2. __<span style="color:red">Q</span>__: What classes have a method for the `Math` group generic in base R? Read the source code. How do the methods work?
__<span style="color:green">A</span>__: The following functions belong to this group (see ?`Math`):
* `abs`, `sign`, `sqrt`, `floor`, `ceiling`, `trunc`, `round`, `signif`
* `exp`, `log`, `expm1`, `log1p`, `cos`, `sin`, `tan`, `cospi`, `sinpi`, `tanpi`, `acos`, `asin`, `atan`, `cosh`, `sinh`, `tanh`, `acosh`, `asinh`, `atanh`
* `lgamma`, `gamma`, `digamma`, `trigamma`
* `cumsum`, `cumprod`, `cummax`, `cummin`
The following classes have a method for this group generic:
```{r}
methods("Math")
```
To read the source code of the S3 classes, we can just enter the name of the method into the console. To get the source code of the S4 classes, we can use `getMethod()`, i. e. `getMethod("Math", "nonStructure")`.

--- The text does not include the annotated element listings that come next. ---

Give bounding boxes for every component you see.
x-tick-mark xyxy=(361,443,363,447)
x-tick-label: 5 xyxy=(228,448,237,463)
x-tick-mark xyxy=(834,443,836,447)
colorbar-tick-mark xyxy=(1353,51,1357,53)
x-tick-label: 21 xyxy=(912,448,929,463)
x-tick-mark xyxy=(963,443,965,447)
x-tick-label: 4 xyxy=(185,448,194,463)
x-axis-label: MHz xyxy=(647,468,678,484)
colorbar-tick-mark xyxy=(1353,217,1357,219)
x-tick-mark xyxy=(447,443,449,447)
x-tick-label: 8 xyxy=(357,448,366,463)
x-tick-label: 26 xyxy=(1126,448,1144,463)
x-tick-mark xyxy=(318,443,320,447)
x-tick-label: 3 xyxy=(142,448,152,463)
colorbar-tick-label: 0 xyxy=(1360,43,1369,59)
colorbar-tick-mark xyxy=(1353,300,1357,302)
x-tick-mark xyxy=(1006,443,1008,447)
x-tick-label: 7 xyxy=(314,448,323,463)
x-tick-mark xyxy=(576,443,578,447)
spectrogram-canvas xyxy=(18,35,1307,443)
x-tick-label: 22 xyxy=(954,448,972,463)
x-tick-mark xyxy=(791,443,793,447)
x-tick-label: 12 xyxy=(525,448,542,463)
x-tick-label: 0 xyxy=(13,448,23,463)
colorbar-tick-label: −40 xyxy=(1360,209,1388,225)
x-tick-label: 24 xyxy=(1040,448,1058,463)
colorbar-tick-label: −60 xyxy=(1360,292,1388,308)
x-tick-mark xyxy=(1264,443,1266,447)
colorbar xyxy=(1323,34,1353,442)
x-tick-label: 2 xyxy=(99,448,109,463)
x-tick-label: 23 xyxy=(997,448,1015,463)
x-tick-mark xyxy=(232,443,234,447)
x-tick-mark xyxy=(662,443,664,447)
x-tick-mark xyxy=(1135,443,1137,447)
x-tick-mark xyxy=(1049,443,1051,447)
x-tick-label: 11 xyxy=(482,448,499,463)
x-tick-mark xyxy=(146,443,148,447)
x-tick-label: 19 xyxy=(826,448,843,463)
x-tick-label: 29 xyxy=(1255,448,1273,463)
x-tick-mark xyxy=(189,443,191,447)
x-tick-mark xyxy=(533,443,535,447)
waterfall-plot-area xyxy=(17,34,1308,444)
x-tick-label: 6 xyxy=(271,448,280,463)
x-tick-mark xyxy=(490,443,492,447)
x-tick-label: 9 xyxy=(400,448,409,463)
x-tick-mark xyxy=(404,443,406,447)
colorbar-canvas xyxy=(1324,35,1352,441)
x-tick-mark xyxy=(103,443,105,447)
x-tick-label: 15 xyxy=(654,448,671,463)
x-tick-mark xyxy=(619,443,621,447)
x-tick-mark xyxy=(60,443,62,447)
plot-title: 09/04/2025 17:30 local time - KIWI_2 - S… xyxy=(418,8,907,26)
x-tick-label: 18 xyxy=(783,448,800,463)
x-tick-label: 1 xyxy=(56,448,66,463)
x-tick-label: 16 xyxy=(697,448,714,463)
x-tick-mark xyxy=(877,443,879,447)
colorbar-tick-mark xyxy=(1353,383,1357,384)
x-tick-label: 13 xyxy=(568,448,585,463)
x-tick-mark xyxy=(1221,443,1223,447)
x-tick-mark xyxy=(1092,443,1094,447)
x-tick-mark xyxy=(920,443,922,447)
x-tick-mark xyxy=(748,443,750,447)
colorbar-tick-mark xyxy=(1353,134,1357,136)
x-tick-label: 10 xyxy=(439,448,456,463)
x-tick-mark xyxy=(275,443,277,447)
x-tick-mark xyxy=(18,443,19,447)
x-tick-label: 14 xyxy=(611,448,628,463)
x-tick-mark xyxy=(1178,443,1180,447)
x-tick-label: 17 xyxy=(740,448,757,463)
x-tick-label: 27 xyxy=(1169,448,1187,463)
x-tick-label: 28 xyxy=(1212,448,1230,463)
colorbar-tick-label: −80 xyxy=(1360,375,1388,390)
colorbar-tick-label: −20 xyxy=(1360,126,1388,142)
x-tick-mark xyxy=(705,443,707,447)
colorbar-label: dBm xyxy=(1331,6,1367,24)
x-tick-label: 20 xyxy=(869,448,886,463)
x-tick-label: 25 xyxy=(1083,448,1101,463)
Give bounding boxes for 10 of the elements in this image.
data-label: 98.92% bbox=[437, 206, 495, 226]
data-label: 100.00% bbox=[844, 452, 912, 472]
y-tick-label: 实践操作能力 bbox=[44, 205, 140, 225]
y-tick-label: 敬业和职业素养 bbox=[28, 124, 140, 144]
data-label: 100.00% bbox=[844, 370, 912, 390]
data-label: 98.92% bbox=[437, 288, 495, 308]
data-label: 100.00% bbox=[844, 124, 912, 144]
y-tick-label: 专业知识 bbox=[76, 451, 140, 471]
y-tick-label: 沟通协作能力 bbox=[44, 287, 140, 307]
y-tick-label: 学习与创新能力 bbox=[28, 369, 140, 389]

To explain the basic idea, we just overwrite the data frame method:
```{r}
Math.data.frame <- function(x){"hello"}
```
Now all functions from the math generic group, will return `"hello"`
```{r}
abs(iris)
exp(iris)
lgamma(iris)
```
Of course different functions should perform different calculations. Here `.Generic` comes into play, which provides us with the calling generic as a string
```{r}
Math.data.frame <- function(x, ...){
.Generic
}
abs(iris)
exp(iris)
lgamma(iris)
rm(Math.data.frame)
```
The original source code of `Math.data.frame()` is a good example on how to invoke the string returned by `.Generic` into a specific method. `Math.factor()` is a good example of a method, which is simply defined for better error messages.
3. __<span style="color:red">Q</span>__: `Math.difftime()` is more complicated than I described. Why?
__<span style="color:green">A</span>__: `Math.difftime()` also excludes cases apart from `abs`, `sign`, `floor`, `ceiling`, `trunc`, `round` and `signif` and needs to return a fitting error message.